De prijzencrisis bij varkens, kippen en tuinbouw is een noodzakelijk kwaad.
Mooie woorden over de landbouwsector in de troonrede van een paar weken geleden. Die woorden helpen echter niet voor tuinders die met lage prijzen kampen, ook al voordat de Russische boycot uitbrak. Er schijnt sprake te zijn van structurele overproductie, dan moet marktwerking ervoor zorgen dat er productiecapaciteit verdwijnt. Lees: dat een deel van de bedrijven ermee ophoudt. Er is dan ook volop discussie of het ondersteunen van de sector vanwege die boycot wel zo verstandig is. Recent werd die discussie nog eens gevoed door medewerkers van het LEI. En gelijk hebben ze. Economen kennen het proces al honderd jaar.
De term creatieve destructie is bedacht door Joseph Schumpeter, een Oostenrijkse econoom. Crisis leidt tot vernietiging, maar ook tot nieuwe kracht, omdat de sterkste en meest creatieve bedrijven overblijven. Dat hoeven niet altijd de grootste te zijn. Het kunnen ook de bedrijven zijn met de sterkste financiële basis, met crisisbestendige producten, met de slimste ondernemers, met de slimste strategie.
Tot zover de theorie, want er zijn nog veel meer zaken die het voortbestaan van bedrijven bepalen. Locatie, contracten, gezinssituatie, opvolgingssituatie en heel veel toevalligheden. Creatieve destructie klinkt mooi, maar is het niet. Elk afvallend bedrijf is een gezin en is een aantal medewerkers. Voor hen is bedrijfssluiting een hard gelag.
Het beeld van de tuinbouw bestaat inmiddels ook voor de pluimveehouderij. Ook in die sector zijn de prijzen al een tijd veel te laag, ook daar vindt sanering plaats. Volgens mensen die er verstand van hebben gaat dat proces nog te langzaam, zodat het jaren gaat duren voordat de sector weer op orde is. Sinds een poosje is ook de varkenshouderij in crisis. De prijzen waren dit jaar al aan de lage kant, en nu is het helemaal mis. De prijzen zijn zo laag dat het niet lang kan duren of er vallen ook daar bedrijven om. Drama voor de eigenaar en zijn gezin.

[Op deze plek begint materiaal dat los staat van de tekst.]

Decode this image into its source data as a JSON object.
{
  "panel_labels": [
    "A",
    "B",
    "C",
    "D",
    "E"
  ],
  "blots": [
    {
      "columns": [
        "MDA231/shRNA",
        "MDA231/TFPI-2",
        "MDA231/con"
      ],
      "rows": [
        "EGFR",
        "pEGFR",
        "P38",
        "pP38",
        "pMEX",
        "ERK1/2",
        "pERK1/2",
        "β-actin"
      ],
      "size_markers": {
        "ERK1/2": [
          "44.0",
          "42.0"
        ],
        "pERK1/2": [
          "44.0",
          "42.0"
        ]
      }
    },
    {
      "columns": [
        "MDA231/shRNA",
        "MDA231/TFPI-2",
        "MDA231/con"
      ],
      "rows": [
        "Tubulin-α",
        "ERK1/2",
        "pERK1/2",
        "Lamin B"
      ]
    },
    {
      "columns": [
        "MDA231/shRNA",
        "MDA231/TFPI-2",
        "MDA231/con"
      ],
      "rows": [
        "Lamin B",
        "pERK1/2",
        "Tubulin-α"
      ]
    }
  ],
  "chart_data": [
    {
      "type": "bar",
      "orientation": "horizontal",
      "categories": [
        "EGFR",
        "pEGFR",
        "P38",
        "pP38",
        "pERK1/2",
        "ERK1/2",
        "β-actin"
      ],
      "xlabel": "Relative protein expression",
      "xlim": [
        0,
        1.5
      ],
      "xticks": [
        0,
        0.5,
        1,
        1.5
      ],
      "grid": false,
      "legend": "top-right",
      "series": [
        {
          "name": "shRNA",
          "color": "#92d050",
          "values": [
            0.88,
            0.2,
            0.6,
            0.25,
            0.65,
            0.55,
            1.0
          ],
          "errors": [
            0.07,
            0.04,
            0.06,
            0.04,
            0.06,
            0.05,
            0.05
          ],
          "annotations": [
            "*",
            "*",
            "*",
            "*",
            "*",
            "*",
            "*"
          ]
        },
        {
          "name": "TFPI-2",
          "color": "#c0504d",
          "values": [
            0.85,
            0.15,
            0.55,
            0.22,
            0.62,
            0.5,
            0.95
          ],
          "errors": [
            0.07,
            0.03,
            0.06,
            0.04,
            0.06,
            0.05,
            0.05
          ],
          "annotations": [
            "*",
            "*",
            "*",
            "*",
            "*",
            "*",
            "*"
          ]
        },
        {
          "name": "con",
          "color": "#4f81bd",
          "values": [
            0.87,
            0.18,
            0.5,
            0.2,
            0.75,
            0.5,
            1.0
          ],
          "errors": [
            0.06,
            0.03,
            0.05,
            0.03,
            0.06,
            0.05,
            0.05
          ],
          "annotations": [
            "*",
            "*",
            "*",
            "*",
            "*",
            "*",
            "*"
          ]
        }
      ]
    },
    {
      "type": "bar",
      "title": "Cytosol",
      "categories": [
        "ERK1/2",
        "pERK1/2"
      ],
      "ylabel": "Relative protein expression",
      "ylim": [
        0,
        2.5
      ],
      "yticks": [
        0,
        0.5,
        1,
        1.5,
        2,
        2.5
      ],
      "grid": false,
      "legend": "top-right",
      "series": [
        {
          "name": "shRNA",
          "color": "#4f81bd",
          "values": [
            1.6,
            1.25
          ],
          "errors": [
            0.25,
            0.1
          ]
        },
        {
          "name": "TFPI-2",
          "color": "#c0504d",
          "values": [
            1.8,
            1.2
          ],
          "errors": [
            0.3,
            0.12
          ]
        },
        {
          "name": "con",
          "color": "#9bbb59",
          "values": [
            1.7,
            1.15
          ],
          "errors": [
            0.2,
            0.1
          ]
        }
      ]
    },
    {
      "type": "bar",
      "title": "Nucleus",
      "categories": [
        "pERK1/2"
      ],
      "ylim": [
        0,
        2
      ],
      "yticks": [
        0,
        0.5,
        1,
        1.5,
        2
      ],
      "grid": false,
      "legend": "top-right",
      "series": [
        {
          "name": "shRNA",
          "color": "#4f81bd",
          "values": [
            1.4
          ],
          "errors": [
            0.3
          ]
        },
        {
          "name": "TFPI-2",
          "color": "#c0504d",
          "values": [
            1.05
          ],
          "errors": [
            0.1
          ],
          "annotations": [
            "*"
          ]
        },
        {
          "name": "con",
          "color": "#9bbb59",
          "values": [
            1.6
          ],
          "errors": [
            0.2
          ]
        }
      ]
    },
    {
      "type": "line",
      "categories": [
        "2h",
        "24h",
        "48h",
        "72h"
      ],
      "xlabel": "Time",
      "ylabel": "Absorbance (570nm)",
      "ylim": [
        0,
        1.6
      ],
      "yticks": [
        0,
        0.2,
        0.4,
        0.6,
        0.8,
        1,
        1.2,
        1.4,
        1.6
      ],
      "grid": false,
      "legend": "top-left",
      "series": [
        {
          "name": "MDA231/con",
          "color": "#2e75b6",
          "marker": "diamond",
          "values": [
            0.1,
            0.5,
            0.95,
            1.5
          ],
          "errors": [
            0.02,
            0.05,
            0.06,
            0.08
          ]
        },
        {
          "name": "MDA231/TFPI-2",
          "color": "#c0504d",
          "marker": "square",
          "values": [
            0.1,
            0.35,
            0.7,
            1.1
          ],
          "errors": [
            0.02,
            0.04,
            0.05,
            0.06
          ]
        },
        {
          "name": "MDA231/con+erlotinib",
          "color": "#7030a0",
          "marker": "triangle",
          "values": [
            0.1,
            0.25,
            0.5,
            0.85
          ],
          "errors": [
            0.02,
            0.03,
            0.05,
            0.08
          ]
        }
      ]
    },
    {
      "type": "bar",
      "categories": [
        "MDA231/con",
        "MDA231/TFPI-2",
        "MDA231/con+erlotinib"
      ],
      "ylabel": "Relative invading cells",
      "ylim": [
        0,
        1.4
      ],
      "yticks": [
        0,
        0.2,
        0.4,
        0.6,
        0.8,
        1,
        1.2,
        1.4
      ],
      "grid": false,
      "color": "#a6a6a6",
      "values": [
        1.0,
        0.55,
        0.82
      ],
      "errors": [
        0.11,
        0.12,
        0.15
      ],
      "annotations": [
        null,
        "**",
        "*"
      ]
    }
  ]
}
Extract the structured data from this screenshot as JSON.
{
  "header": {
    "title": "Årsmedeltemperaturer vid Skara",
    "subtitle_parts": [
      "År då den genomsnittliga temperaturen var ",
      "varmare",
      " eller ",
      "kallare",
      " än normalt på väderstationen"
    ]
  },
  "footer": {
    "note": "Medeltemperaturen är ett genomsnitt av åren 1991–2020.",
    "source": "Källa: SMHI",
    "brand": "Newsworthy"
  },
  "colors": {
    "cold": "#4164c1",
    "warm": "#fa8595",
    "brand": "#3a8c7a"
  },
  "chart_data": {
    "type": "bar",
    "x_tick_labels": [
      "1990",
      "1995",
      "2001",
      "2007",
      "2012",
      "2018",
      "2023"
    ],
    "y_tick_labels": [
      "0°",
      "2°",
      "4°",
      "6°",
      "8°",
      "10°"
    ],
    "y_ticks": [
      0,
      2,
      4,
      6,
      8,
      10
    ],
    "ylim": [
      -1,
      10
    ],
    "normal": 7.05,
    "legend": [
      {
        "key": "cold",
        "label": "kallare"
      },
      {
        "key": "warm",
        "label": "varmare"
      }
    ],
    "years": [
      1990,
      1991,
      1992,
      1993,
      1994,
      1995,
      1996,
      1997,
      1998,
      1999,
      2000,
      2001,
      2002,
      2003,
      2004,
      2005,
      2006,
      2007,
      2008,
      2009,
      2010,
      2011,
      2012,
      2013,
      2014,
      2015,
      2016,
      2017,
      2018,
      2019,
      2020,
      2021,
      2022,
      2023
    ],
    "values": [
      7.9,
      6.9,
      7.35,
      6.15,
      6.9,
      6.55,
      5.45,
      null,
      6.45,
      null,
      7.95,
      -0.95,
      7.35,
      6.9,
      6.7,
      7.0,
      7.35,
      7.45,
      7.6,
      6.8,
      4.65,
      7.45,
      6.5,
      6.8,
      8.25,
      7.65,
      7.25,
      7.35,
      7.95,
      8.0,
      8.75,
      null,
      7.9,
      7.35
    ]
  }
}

In de melkveehouderij is het nog niet zover. Toch zit ook daar een serieuze dip in de opbrengstprijzen. En dat op een moment dat er zwaar geïnvesteerd is. Het kan niet anders of een aantal van die bedrijven gaat omvallen. Dat is in het vorige prijsdal ook gebeurd; zelfs met een bedrijf waar ik nogal eens met studenten kwam. Het zal dan wel creatieve destructie heten, maar voor de betrokkenen is het niets minder dan een ramp, het verlies van alles.
Toch is er niet veel aan te doen. Zolang als er landbouwbeleid is, beweegt zich dat tussen het bestrijden van de ergste sociale ellende en saneren. Prijssteun in tijden van Russische boycots is sociaal, maar remt de sanering. Voor even is dat te verdedigen, maar het moet niet te lang duren.